CCTV footage posted on the music store’s Facebook page has been shared more than 200 times. Customers also search online buy and sell sites to see if any of the equipment is on sale.

“There’s been a lot of feedback and people really want to help out,” Phuller said. “We searched online for pawn shops and private sales on online sites. Since we posted this on Facebook, a number of people have come to work for us and tried to track down the equipment.

Items stolen include an Arturia Keylab 49 keyboard, a Boss GT-1 guitar effects processor, a Squier Jazzmaster in surf pearl, a Squier Mini Strat in tornio red, a Fender Vintera ’70s Telecaster in black, and a Korg analog synth minilogist.

“The (suspects) probably walked in and out of the store in about two minutes,” Phuller said.

The store decided to go public with the break-ins to share what they experienced and warn other businesses.

“This incident, even though he fears it happened now, won’t bring us down, we’ll be fine,” Phuller said. “But we were mainly worried about this happening in Newmarket, and the last thing we want is for this to happen to a business that might be vulnerable to this sort of thing.”

“We lost $3,000 worth of product, but some businesses may not be able to recover, especially with broken and shattered doors, and the cleaning required,” he added.

So far, the cost of repairing the damage has exceeded the value of what was stolen.
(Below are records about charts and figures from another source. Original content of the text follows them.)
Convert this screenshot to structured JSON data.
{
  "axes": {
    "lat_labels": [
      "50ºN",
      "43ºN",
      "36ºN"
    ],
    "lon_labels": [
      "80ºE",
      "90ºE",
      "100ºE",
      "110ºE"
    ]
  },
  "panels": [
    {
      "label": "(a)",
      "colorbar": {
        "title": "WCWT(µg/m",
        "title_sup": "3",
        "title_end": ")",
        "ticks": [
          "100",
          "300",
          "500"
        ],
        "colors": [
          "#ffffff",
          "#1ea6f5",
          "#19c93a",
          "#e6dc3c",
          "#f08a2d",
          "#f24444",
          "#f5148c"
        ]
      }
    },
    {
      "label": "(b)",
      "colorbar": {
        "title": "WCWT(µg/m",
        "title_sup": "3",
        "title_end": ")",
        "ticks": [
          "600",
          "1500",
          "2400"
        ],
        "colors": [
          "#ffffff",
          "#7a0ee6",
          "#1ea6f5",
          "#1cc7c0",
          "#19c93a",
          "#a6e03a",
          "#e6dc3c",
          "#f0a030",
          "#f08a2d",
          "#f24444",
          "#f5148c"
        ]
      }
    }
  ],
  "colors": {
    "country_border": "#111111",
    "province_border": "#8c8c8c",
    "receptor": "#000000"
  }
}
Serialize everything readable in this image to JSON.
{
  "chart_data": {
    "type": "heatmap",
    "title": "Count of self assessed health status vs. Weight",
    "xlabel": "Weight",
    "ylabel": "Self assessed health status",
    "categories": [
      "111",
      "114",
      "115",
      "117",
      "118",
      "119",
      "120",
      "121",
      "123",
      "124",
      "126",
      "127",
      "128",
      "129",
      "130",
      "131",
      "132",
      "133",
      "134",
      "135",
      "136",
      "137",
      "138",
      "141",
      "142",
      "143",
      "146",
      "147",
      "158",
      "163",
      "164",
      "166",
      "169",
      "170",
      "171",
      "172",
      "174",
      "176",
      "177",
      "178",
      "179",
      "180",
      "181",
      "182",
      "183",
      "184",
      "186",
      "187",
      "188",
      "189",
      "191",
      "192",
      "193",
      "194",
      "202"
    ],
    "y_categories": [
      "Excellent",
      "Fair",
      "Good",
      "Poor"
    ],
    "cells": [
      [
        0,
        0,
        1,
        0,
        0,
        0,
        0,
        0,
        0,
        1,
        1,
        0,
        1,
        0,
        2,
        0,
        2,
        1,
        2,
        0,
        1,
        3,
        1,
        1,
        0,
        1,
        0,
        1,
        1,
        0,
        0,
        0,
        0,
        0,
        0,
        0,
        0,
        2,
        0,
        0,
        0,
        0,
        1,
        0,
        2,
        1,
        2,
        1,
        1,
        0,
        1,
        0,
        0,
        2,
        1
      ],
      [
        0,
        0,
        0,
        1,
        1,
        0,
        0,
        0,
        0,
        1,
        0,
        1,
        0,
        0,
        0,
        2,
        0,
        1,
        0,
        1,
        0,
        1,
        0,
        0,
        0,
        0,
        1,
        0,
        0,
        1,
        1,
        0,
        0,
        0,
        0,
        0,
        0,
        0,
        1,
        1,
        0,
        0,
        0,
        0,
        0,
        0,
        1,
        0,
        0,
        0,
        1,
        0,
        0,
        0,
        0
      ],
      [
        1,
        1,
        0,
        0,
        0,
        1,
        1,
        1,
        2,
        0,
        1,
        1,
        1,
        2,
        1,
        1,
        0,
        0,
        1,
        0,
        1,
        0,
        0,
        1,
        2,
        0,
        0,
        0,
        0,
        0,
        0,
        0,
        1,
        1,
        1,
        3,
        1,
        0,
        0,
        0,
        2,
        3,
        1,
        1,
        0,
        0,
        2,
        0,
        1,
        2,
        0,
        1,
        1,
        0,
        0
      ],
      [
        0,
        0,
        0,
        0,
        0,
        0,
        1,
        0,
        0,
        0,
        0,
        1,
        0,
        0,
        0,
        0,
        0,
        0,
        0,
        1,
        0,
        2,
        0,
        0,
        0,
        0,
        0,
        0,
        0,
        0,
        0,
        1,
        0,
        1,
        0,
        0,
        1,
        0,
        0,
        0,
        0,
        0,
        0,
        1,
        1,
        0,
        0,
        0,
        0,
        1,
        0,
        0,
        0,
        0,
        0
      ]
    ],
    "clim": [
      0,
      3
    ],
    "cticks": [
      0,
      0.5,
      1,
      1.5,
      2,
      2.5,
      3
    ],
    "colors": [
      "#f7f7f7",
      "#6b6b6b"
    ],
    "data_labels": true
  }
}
A steel door costs around $1,000, a security lock $800, and the windows alone cost $500 each to replace.

“Due to the first burglary, we scheduled someone to come and put a steel door in this front door, we replaced the window and reinforced the lock on the secondary front door, which was scheduled the morning after our second flight. It’s so weird,” Phuller said. “The guy came and put the door up and said, ‘Oh, the glass people are here too, what’s going on? I said , we had a flight not eight hours ago. It was wild.

Phuller said York Regional Police investigated and were doing their best, but there was not much they could do. To date, no suspects have been apprehended.

“There is no hard evidence to continue,” he said.

The store has built a thriving music community in its 37 years of business, and many of its employees have been there for decades.

“We still have the same basic plan, which is to build the music community in our region and, if we can, spread it across Canada,” said Phuller.

There are more than 1,000 guitars lying around the Eagle Street saleroom, from entry-level to sky-limit, with a value in excess of $17,000, he said.

Its music lessons department has over 1,000 students, with 30 to 40 teachers on board.

Since the COVID-19 pandemic hit the community, the music store has moved the majority of its business online, including music lessons through the Zoom online platform. About two years ago, it also created sales positions dedicated to online sales.

The non-essential business was closed by the Ontario government on March 24, but is now allowed to conduct business using curbside pickup as some of the restrictions put in place to limit the spread of COVID-19 were lifted on May 11 for retailers. with a showcase location.